Another Coalition backbencher, with his finger on the pulse, went further.
“The feedback from the electorate is constituents are furious with Labor’s actions," the backbencher said.
"I think it’s a huge tactical error (for them).”
Labor’s taciturn demeanour during question time on Wednesday lends credence to the government’s hopes, what’s more, if you believe the rumours, opposition MPs are at each other’s throats.
The political sands have shifted for both major parties.
Once safe inner-city working-class Labor seats are now the home to trendy lefties. Bill Shorten though must appeal as much to them (and their hatred of coal) as to rural Queenslanders, not to mention migrant dominated Western Sydney electorates.

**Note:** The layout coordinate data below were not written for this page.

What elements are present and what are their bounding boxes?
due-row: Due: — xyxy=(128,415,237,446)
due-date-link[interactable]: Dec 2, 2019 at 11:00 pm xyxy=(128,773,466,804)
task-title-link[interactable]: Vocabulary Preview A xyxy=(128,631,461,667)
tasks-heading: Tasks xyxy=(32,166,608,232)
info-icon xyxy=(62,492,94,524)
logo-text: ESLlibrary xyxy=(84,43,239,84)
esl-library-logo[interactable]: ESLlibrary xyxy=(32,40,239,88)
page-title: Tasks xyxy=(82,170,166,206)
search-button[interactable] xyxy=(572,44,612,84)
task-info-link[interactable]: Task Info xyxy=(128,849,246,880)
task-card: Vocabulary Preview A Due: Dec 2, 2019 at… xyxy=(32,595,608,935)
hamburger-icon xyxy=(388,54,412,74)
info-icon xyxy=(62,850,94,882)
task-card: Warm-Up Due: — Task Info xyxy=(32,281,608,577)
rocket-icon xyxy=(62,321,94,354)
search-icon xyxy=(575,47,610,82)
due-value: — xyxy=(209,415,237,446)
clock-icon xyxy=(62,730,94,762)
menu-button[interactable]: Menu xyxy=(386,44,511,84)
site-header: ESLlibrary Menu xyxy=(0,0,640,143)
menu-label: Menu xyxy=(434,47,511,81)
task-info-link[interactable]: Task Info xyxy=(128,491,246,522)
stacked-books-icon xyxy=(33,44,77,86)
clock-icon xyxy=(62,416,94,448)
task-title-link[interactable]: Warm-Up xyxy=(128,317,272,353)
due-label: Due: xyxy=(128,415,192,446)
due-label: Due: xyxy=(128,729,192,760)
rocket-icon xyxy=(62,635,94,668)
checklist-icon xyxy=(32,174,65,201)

The Government has moved quickly to pour as much petrol on the fire as possible, stoking maximum fear.
Last week it championed closing 19 detention centres. Now it’s reopening Christmas Island and potentially others too, such is the size of the armada which supposedly threatens.
For now, the Government remains the underdog but make no mistake, Labor has strolled into Scott Morrison’s hitting wheel, reigniting an issue many would prefer it left well alone.
Don’t forget the Tampa, which helped save John Howard’s government. According to the polls at the time, Howard's was in an even more perilous position than the current administration.
All eyes are now on the next Newspoll. But that won’t be out for almost a fortnight.